Anyway what were we talking about again? Oh right, I was saying that the origin of a mountain or a planet or life are all very similar because we can observe these processes currently and can see their history.
 
danoff
Yea. The origin of life is a different process than the evolution of life. But the origin and evolution of the Earth are much more closely related, as is the origin and evolution of mountains. I was just pointing out how the evolution of some processes can be used to determine their origin.

Anyway what were we talking about again? Oh right, I was saying that the origin of a mountain or a planet or life are all very similar because we can observe these processes currently and can see their history.

uh, yeah.
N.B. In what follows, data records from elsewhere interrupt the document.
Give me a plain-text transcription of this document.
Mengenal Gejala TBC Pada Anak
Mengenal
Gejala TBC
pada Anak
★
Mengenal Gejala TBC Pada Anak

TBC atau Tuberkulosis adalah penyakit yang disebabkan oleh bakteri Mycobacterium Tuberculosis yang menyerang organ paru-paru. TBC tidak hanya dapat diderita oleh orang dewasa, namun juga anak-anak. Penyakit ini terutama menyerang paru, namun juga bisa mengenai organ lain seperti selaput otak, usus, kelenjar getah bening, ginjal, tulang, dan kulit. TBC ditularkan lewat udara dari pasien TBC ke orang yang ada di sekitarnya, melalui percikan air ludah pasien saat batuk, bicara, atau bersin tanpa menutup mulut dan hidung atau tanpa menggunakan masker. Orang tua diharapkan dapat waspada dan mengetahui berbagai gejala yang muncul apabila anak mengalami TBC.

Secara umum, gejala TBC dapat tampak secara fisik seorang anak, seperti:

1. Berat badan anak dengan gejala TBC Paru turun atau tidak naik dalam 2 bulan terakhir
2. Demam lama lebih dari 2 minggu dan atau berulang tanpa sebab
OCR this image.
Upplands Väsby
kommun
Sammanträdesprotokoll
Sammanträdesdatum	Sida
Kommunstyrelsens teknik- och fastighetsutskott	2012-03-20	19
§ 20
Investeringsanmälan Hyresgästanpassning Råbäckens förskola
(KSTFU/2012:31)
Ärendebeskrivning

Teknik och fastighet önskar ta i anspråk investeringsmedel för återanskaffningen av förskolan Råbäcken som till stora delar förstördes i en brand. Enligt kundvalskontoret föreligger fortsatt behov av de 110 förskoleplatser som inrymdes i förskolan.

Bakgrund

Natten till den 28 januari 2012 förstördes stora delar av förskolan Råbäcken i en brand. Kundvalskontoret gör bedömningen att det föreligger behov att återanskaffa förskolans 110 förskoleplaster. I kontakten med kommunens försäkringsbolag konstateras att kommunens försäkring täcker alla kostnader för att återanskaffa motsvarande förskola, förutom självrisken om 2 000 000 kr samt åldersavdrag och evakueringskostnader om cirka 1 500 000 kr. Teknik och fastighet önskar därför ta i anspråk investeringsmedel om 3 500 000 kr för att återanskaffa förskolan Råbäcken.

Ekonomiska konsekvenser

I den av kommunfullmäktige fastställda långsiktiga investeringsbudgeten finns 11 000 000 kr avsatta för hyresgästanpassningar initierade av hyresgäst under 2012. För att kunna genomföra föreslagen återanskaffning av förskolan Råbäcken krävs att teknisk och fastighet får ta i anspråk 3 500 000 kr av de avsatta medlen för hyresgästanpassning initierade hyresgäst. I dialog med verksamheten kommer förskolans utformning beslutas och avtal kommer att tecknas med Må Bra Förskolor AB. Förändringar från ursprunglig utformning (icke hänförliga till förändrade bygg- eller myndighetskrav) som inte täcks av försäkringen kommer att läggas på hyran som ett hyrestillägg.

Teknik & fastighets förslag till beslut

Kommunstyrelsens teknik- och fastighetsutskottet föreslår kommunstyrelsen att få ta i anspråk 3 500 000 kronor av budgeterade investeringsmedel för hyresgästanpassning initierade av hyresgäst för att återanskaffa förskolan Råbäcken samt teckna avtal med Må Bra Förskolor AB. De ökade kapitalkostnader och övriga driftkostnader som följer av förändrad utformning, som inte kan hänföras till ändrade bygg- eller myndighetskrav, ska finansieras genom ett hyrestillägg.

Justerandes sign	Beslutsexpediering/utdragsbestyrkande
But to compare the evolutin of nonliving things to the living doesn't make sense. Infact, I wouldn't even say that a mountain evolves. It emerges, it grows, but it doesn't evolve into something else.
 
Sure it does. It evolves into a hill, and then eventually, a plain, and, finally, a canyon.
 
Swift
uh, yeah. But to compare the evolutin of nonliving things to the living doesn't make sense. Infact, I wouldn't even say that a mountain evolves. It emerges, it grows, but it doesn't evolve into something else.


You're trying to distinguish humanity from the rest of nature - I'm trying to show you how I view us as part of nature.
 
danoff
You're trying to distinguish humanity from the rest of nature - I'm trying to show you how I view us as part of nature.

Ah, and there lies the fundamental difference in our viewpoints. You believe that human life was a natural occurence of nature. I don't. Well, at least we got down to what the root of the argument is.
 
Ah, and there lies the fundamental difference in our viewpoints. You believe that human life was a natural occurence of nature. I don't. Well, at least we got down to what the root of the argument is.

Yup.

Even more fundamental than that, I don't think human beings have souls. I think we should be classified right next to monkeys in the big classification tree. That's pretty much the gist of it.

So to me the formation of the planets and the formation of life is quite similar - both of which are continually evolving processes. But since you see human beings as special in the universe, you distinguish us from all other living and non-living things.


Anyway what started all of this was that comment "you think this happened because of math??" and my answer is yes. I think that the natural processes (atomic bonds, gravity, gene sharing, natural selection, reporduction etc.) which are all completely necessary in my mind for reality to make any sense at all are what caused all of this - the Earth, the start of life, the mountains, the evolution of species etc.
 
Will religions live on after we find alien life that is more intelligent than humans? That's the question.